Permintaan ini disetujui oleh Azis Syamsuddin dengan mengirimkan uang muka Rp100 juta ke Robin dan Maskur Husain Rp200 juta melalui transfer rekeningnya pada 3 dan 5 Agustus 2020.
Selain itu, pada 5 Agustus 2020, Robin juga menerima tunai sejumlah 100 ribu dolar AS dari Azis Syamsuddin di rumah dinas wakil pimpinan DPR tersebut.
“Di mana terdakwa datang ke rumah dinas diantar oleh Agus Susanto. Uang tersebut sempat terdakwa tunjukkan kepada Agus Susanto saat ia sudah kembali ke mobil dan menyampaikan Azis Syamsuddin meminta bantuan terdakwa, yang nantinya Agus Susanto pahami itu terkait kasus Azis Syamsuddin di KPK,” tambah jaksa.
Kemudian, Robin membagi uang tersebut kepada Maskur Husain sejumlah 36 ribu dolar AS di depan Pengadilan Negeri Jakarta Pusat. Tak hanya itu, Robin juga menukarkan sisanya sebanyak 64 ribu dolar AS di "money changer" dengan menggunakan identitas Agus Susanto sehingga memperoleh uang rupiah sejumlah Rp936 juta.
Setelah itu, uang tersebut diberikan kepada Maskur Husain Rp300 juta di Rumah Makan Borero, Keramat Sentiong.
“Selanjutnya mulai akhir Agustus 2020 sampai Maret 2021, terdakwa beberapa kali menerima sejumlah uang dari Azis Syamsuddin dan Aliza Gunado dengan jumlah keseluruhan 171.900 dolar Singapura,” ucap Jaksa Lie.
Uang dalam bentuk dollar ini kemudian ditukarkan kembali oleh Robin ke Money Changer dengan menggunakan identitas Agus Susanto dan Rizky Cinde Awaliyah. Sehingga diperoleh uang senilai Rp1.863.887.000.
Lalu, uang diberikan ke Maskur Husain pada awal September 2020 di Rumah Makan Borero sejumlah Rp1 miliar dan pada September 2020 di Rumah Makan Borero sejumlah Rp800 juta.

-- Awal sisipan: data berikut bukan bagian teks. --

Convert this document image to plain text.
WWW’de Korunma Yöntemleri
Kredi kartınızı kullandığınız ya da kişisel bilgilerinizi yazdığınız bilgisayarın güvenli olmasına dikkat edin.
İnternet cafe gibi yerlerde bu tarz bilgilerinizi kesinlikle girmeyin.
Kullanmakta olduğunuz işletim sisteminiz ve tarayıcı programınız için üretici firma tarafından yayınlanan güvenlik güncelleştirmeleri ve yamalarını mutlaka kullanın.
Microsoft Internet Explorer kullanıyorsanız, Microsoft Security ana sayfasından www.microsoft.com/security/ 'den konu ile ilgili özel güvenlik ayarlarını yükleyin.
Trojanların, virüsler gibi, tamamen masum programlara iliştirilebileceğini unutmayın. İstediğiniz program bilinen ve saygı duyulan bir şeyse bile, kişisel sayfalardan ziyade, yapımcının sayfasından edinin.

Dengan begitu, total uang yang diterima Robin dan Masku adalah sekitar Rp3.099.887.000 dan 36 ribu dolar AS.
“Kemudian terdakwa dan Maskur Husain bagi, dimana terdakwa memperoleh Rp799.887.000, sedangkan Maskur Husain memperoleh Rp2,3 miliar dan 36 ribu dolar AS,” ungkap jaksa.
Dalam perkara ini, Robin dan Maskur Husain didakwa menerima seluruhnya Rp11,025 miliar dan 36 ribu dolar AS (sekitar Rp513 juta) sehingga totalnya sebesar Rp11,5 miliar terkait pengurusan lima perkara di KPK.

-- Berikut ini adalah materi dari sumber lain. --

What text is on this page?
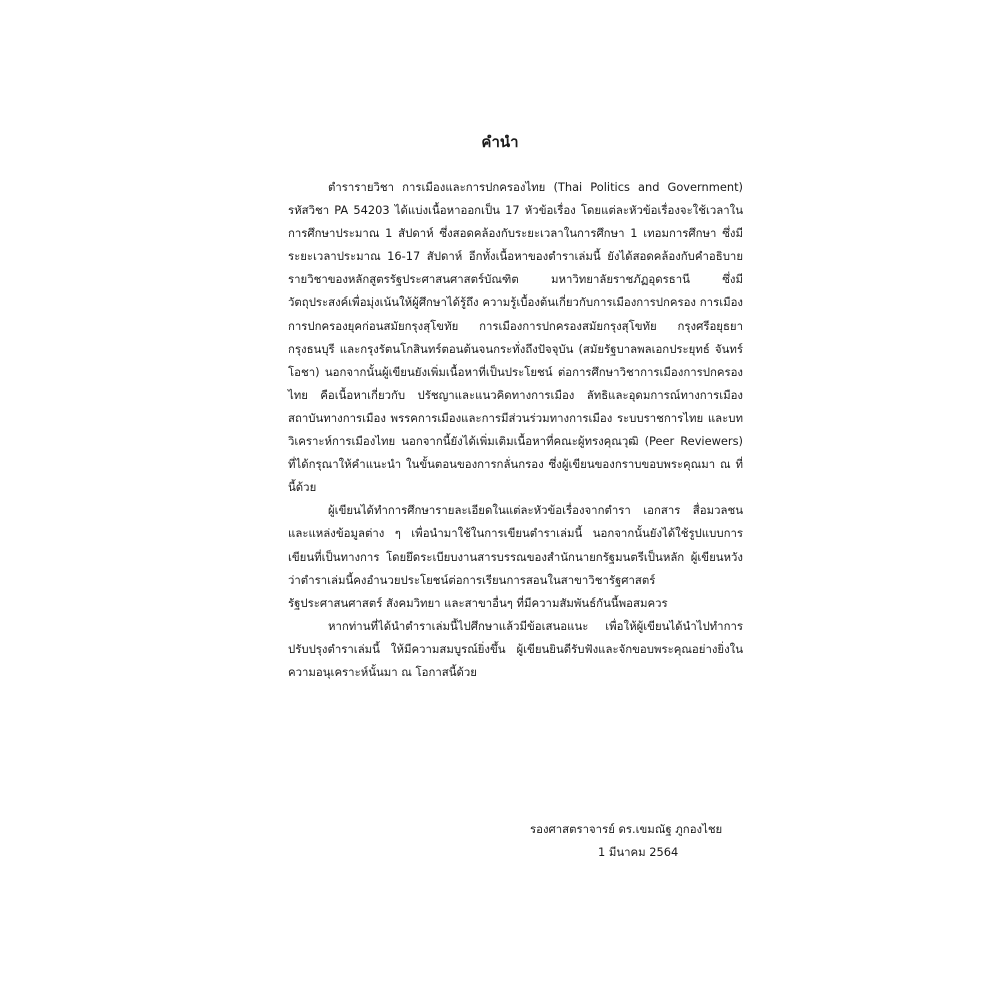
คำนำ

ตำรารายวิชา การเมืองและการปกครองไทย (Thai Politics and Government) รหัสวิชา PA 54203 ได้แบ่งเนื้อหาออกเป็น 17 หัวข้อเรื่อง โดยแต่ละหัวข้อเรื่องจะใช้เวลาในการศึกษาประมาณ 1 สัปดาห์ ซึ่งสอดคล้องกับระยะเวลาในการศึกษา 1 เทอมการศึกษา ซึ่งมีระยะเวลาประมาณ 16-17 สัปดาห์ อีกทั้งเนื้อหาของตำราเล่มนี้ ยังได้สอดคล้องกับคำอธิบายรายวิชาของหลักสูตรรัฐประศาสนศาสตร์บัณฑิต มหาวิทยาลัยราชภัฏอุดรธานี ซึ่งมีวัตถุประสงค์เพื่อมุ่งเน้นให้ผู้ศึกษาได้รู้ถึง ความรู้เบื้องต้นเกี่ยวกับการเมืองการปกครอง การเมืองการปกครองยุคก่อนสมัยกรุงสุโขทัย การเมืองการปกครองสมัยกรุงสุโขทัย กรุงศรีอยุธยา กรุงธนบุรี และกรุงรัตนโกสินทร์ตอนต้นจนกระทั่งถึงปัจจุบัน (สมัยรัฐบาลพลเอกประยุทธ์ จันทร์โอชา) นอกจากนั้นผู้เขียนยังเพิ่มเนื้อหาที่เป็นประโยชน์ ต่อการศึกษาวิชาการเมืองการปกครองไทย คือเนื้อหาเกี่ยวกับ ปรัชญาและแนวคิดทางการเมือง ลัทธิและอุดมการณ์ทางการเมือง สถาบันทางการเมือง พรรคการเมืองและการมีส่วนร่วมทางการเมือง ระบบราชการไทย และบทวิเคราะห์การเมืองไทย นอกจากนี้ยังได้เพิ่มเติมเนื้อหาที่คณะผู้ทรงคุณวุฒิ (Peer Reviewers) ที่ได้กรุณาให้คำแนะนำ ในขั้นตอนของการกลั่นกรอง ซึ่งผู้เขียนของกราบขอบพระคุณมา ณ ที่นี้ด้วย

ผู้เขียนได้ทำการศึกษารายละเอียดในแต่ละหัวข้อเรื่องจากตำรา เอกสาร สื่อมวลชน และแหล่งข้อมูลต่าง ๆ เพื่อนำมาใช้ในการเขียนตำราเล่มนี้ นอกจากนั้นยังได้ใช้รูปแบบการเขียนที่เป็นทางการ โดยยึดระเบียบงานสารบรรณของสำนักนายกรัฐมนตรีเป็นหลัก ผู้เขียนหวังว่าตำราเล่มนี้คงอำนวยประโยชน์ต่อการเรียนการสอนในสาขาวิชารัฐศาสตร์ รัฐประศาสนศาสตร์ สังคมวิทยา และสาขาอื่นๆ ที่มีความสัมพันธ์กันนี้พอสมควร

หากท่านที่ได้นำตำราเล่มนี้ไปศึกษาแล้วมีข้อเสนอแนะ เพื่อให้ผู้เขียนได้นำไปทำการปรับปรุงตำราเล่มนี้ ให้มีความสมบูรณ์ยิ่งขึ้น ผู้เขียนยินดีรับฟังและจักขอบพระคุณอย่างยิ่งในความอนุเคราะห์นั้นมา ณ โอกาสนี้ด้วย

รองศาสตราจารย์ ดร.เขมณัฐ ภูกองไชย
1 มีนาคม 2564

Yaitu dari M Syahrial sejumlah Rp1,695 miliar, Azis Syamsudin dan Aliza Gunado sejumlah Rp3.099.887.000 dan 36 ribu dolar AS, Ajay Muhammad Priatna sejumlah Rp507,39 juta, Usman Effendi sejumlah Rp525 juta dan Rita Widyasari sejumlah RpRp5.197.800.000.

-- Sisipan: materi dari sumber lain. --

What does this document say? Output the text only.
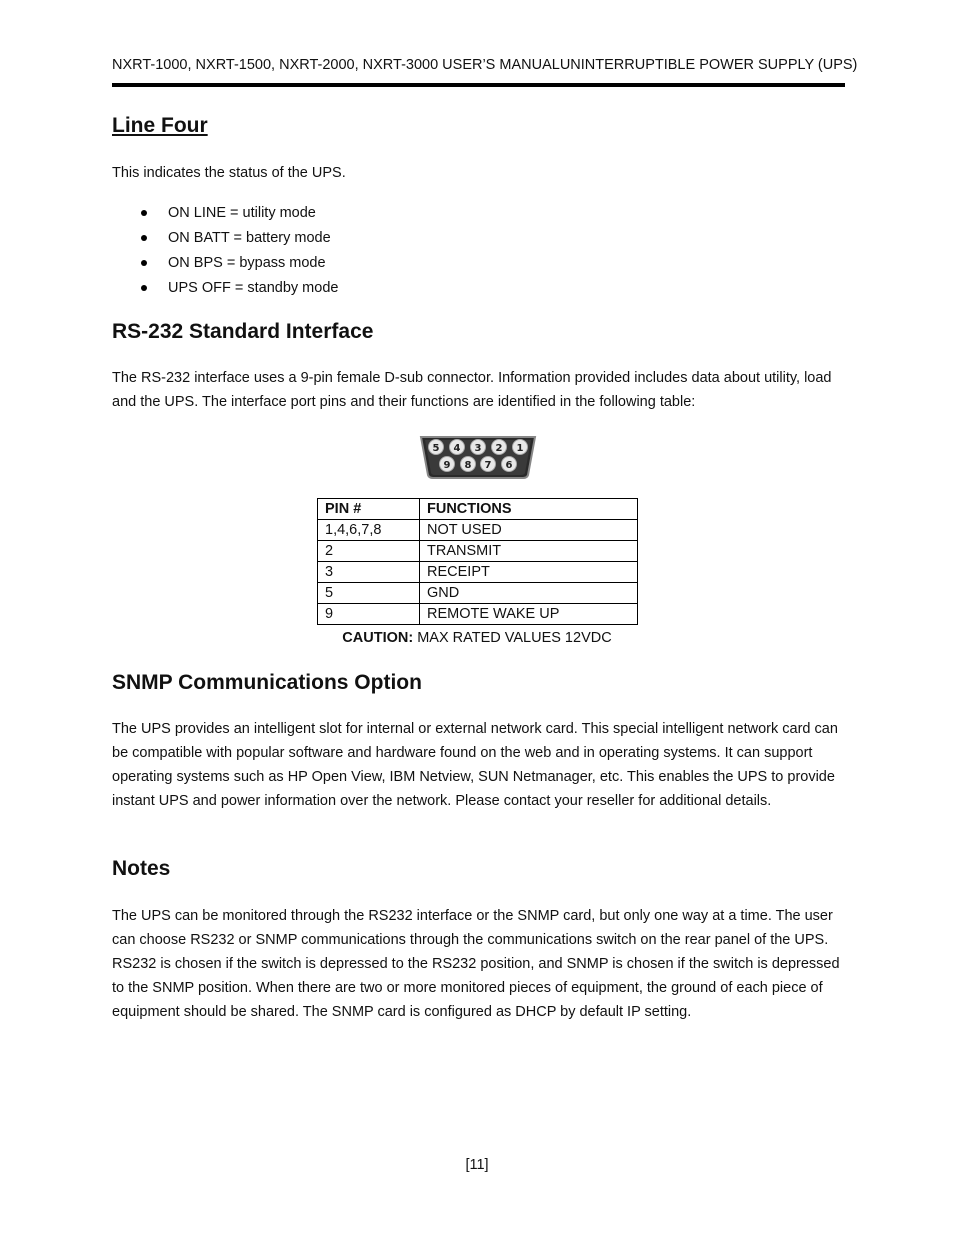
NXRT-1000, NXRT-1500, NXRT-2000, NXRT-3000 USER’S MANUALUNINTERRUPTIBLE POWER SUPPLY (UPS)
Line Four

This indicates the status of the UPS.

ON LINE = utility mode
ON BATT = battery mode
ON BPS = bypass mode
UPS OFF = standby mode
RS-232 Standard Interface

The RS-232 interface uses a 9-pin female D-sub connector. Information provided includes data about utility, load and the UPS. The interface port pins and their functions are identified in the following table:

5 4 3 2 1
9 8 7 6
PIN #	FUNCTIONS
1,4,6,7,8	NOT USED
2	TRANSMIT
3	RECEIPT
5	GND
9	REMOTE WAKE UP
CAUTION: MAX RATED VALUES 12VDC
SNMP Communications Option

The UPS provides an intelligent slot for internal or external network card. This special intelligent network card can be compatible with popular software and hardware found on the web and in operating systems. It can support operating systems such as HP Open View, IBM Netview, SUN Netmanager, etc. This enables the UPS to provide instant UPS and power information over the network. Please contact your reseller for additional details.

Notes

The UPS can be monitored through the RS232 interface or the SNMP card, but only one way at a time. The user can choose RS232 or SNMP communications through the communications switch on the rear panel of the UPS. RS232 is chosen if the switch is depressed to the RS232 position, and SNMP is chosen if the switch is depressed to the SNMP position. When there are two or more monitored pieces of equipment, the ground of each piece of equipment should be shared. The SNMP card is configured as DHCP by default IP setting.

[11]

Baca Juga: Ternyata Nonreaktif Covid-19, Penyidik Bawa Azis Syamsuddin ke KPK
Sebagai informasi, M Syahrial adalah Wali Kota Tanjungbalai nonaktif; Azis Syamsuddin adalah Wakil Ketua DPR dari Fraksi Partai Golkar; Aliza Gunado adalah kader Golkar yang pernah menjabat sebagai mantan Wakil Ketua Umum PP Angkatan Muda Partai Golkar (AMPG).
Kemudian Ajay Muhammad Priatna adalah Wali Kota Cimahi non-aktif; Usman Effendi adalah Direktur PT Tenjo Jaya yang juga narapidana kasus korupsi hak penggunaan lahan di Kecamatan Tenjojaya, Sukabumi, Jawa Barat; dan Rita Wisyasari adalah mantan Bupati Kutai Kartanegara.
Atas perbuatannya, Robin dan Maskur didakwa berdasarkan pasal 12 huruf a atau pasal 11 jo pasal 18 UU No. 31 tahun 1999 sebagaimana diubah dengan UU No. 20 tahun 2001 tentang Pemberantasan Tindak Pidana Korupsi jo padal 55 ayat 1 ke-1 jo pasal 65 ayat 1 KUHP.
Pasal tersebut mengatur tentang pegawai negeri atau penyelenggara negara yang menerima hadiah atau janji untuk menggerakkan agar melakukan atau tidak melakukan sesuatu dalam jabatannya, yang bertentangan dengan kewajibannya dengan ancaman pidana penjara seumur hidup atau paling singkat 4 tahun dan paling lama 20 tahun dan pidana denda paling sedikit Rp200 juta dan paling banyak Rp1 miliar.